Entre Israël et Ramallah, des petits pas à défaut de paix

  • Des ministres israéliens sont récemment allés en Cisjordanie occupée rencontrer Mahmoud Abbas, une première en près d'une décennie
  • Aujourd'hui, près de 80% des Palestiniens souhaitent la démission de Mahmoud Abbas, selon un baromètre récent du Centre de recherche palestinien sur la politique et les sondages

JERUSALEM: Changement de ton entre Israël et Ramallah? Des ministres israéliens sont récemment allés en Cisjordanie occupée rencontrer Mahmoud Abbas, une première en près d'une décennie visant à "améliorer" la vie des Palestiniens sans toutefois aborder la question épineuse de la paix.

Benjamin Netanyahu et Mahmoud Abbas s'étaient ignorés.
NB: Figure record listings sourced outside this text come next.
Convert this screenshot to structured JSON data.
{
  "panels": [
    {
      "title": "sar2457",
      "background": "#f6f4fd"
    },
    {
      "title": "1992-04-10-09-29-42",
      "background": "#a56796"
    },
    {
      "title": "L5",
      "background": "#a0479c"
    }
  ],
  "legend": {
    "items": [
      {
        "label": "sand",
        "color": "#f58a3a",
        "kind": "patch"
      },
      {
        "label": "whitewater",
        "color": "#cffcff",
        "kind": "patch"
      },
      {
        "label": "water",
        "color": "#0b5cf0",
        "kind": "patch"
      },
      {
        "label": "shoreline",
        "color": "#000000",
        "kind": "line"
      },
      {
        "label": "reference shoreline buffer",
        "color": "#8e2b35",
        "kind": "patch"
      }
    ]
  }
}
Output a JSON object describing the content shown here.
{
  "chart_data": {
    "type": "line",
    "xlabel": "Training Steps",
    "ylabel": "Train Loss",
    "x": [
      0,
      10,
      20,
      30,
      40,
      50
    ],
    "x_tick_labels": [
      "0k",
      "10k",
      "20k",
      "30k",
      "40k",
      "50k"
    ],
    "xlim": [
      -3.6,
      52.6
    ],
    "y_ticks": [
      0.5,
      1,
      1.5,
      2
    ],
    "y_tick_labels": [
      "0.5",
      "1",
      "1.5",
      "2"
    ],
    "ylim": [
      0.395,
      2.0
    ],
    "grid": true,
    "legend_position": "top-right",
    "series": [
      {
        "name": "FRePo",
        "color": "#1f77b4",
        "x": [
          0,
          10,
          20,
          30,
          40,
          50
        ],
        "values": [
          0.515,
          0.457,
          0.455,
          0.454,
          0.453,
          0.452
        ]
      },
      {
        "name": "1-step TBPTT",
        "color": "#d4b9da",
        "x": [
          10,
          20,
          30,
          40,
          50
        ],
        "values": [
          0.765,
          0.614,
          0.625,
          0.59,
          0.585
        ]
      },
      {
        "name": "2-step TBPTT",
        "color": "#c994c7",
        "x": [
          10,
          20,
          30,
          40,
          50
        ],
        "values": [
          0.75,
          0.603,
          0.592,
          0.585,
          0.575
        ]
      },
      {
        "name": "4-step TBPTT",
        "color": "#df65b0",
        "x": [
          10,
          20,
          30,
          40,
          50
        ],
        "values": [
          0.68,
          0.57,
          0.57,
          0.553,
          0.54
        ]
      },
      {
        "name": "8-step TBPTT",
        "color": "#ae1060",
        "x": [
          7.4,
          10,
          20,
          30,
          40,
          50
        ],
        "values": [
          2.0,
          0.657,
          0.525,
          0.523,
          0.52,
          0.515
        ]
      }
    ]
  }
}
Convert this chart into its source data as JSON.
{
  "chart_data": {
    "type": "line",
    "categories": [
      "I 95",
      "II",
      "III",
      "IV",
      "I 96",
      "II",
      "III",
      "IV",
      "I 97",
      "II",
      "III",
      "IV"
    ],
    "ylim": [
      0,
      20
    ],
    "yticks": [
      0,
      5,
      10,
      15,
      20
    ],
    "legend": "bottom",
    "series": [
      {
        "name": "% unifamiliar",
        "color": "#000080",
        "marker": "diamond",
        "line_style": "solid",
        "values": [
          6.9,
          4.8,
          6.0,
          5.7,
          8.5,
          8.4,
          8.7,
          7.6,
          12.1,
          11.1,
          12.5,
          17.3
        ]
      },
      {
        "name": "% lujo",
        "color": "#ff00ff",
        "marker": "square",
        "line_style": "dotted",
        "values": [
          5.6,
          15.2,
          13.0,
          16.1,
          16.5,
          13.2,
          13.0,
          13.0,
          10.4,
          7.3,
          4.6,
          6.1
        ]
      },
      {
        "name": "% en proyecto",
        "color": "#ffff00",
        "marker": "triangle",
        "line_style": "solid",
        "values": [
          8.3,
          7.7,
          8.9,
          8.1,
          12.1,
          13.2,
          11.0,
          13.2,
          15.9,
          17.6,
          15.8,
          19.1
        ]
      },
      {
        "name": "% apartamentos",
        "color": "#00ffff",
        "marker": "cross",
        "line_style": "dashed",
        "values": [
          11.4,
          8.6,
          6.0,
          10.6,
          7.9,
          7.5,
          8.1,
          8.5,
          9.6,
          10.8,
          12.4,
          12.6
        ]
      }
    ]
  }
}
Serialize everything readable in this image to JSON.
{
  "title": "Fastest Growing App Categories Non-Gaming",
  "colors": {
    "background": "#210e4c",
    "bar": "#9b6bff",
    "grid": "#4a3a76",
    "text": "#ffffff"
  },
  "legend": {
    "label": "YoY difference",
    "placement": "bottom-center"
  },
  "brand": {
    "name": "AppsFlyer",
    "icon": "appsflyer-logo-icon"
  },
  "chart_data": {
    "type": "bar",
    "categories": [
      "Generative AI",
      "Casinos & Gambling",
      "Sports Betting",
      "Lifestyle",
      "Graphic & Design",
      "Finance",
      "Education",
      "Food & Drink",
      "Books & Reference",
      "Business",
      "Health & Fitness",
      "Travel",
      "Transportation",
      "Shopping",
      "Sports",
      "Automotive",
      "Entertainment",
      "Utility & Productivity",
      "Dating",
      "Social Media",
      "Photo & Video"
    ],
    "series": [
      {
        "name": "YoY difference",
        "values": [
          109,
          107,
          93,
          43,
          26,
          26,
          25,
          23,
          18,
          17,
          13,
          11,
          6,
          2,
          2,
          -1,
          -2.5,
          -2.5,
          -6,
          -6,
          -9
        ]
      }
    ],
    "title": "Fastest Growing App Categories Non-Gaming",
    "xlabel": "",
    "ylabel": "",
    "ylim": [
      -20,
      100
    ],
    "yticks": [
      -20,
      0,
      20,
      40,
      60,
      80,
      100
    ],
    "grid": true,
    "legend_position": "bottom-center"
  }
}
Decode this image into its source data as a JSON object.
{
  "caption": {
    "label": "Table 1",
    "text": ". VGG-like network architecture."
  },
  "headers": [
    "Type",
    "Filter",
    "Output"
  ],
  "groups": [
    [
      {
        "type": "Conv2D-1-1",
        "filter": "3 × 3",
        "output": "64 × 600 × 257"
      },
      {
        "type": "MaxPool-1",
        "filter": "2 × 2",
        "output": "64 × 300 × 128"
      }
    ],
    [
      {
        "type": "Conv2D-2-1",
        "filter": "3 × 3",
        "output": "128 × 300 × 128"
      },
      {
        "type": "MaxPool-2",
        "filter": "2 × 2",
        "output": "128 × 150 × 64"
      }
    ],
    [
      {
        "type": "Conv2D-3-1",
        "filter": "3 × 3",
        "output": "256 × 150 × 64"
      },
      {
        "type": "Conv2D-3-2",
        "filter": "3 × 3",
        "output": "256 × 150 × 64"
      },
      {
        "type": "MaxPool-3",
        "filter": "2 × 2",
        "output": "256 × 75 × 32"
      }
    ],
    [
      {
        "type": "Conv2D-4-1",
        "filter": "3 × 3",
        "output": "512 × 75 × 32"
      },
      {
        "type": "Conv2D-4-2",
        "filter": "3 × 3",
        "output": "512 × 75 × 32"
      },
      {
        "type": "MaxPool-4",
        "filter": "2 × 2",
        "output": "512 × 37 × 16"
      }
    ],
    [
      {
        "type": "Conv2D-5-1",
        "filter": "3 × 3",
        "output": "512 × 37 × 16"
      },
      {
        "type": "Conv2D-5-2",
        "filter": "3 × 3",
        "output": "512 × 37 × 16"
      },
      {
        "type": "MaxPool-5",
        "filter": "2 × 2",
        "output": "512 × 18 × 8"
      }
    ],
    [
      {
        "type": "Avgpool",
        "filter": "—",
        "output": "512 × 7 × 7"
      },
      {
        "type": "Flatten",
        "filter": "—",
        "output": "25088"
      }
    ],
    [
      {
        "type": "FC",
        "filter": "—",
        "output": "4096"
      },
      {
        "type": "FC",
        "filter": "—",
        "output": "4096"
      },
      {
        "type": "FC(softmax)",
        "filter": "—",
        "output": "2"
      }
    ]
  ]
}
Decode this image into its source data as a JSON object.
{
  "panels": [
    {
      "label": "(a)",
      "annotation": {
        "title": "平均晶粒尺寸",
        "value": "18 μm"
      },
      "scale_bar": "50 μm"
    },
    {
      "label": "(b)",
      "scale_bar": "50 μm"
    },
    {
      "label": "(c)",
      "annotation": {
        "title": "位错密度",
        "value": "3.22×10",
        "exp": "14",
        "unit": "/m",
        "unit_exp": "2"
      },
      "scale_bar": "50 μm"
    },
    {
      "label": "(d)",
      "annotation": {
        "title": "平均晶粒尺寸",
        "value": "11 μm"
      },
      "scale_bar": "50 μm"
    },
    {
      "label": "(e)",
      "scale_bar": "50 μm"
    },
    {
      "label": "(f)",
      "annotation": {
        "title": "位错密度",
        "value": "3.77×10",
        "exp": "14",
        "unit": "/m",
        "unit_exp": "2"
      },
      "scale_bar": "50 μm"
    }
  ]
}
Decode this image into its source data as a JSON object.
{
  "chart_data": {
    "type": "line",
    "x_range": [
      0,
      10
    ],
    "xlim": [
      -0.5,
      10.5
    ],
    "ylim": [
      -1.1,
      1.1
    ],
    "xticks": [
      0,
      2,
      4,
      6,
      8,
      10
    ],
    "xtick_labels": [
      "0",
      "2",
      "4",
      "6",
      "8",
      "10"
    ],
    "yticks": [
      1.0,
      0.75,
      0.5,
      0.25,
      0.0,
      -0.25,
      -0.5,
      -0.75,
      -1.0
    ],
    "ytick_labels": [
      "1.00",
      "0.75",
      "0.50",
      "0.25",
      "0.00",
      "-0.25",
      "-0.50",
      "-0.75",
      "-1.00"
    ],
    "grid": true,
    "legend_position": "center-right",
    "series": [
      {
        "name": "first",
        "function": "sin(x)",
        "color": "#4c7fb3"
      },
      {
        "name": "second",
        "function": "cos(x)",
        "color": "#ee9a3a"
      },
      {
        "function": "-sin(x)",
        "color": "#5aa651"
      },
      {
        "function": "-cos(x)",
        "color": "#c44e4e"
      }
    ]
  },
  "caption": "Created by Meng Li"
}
Mais depuis l'arrivée en juin d'un gouvernement de coalition ayant mis fin à 12 ans de règne de M. Netanyahu, trois ministres israéliens se sont rendus au siège de l'Autorité palestinienne, à Ramallah, à commencer par celui de la Défense Benny Gantz fin août.

Et dimanche soir, les ministres de la Santé Nitzan Horowitz et de la Coopération régionale Issawi Freij lui ont emboîté le pas, pour "établir des ponts et de la confiance" entre les deux camps, a fait valoir la présidence palestinienne.

"Nous avons une mission commune: maintenir l'espoir d'une paix fondée sur une solution à deux Etats", a renchéri M. Horowitz, chef de la formation de gauche Meretz, membre d'une coalition hétéroclite réunissant la droite, le centre, la gauche et même un parti arabe.

Un ultimatum ?

Pourquoi un tel dialogue maintenant? "Mahmoud Abbas tente de tirer profit du contexte diplomatique", estime l'analyste israélien Uzi Rabi, directeur du centre de recherche Moshe Dayan sur le Moyen-Orient à l'université de Tel-Aviv.

Un contexte qui tient selon lui à trois éléments: une administration Biden qui est plus sensible aux Palestiniens que celle de Trump, des membres de la coalition en Israël qui cherchent à sauvegarder la solution à deux Etats et un président palestinien peu populaire mais qui se présente comme la seule option viable face aux islamistes du Hamas.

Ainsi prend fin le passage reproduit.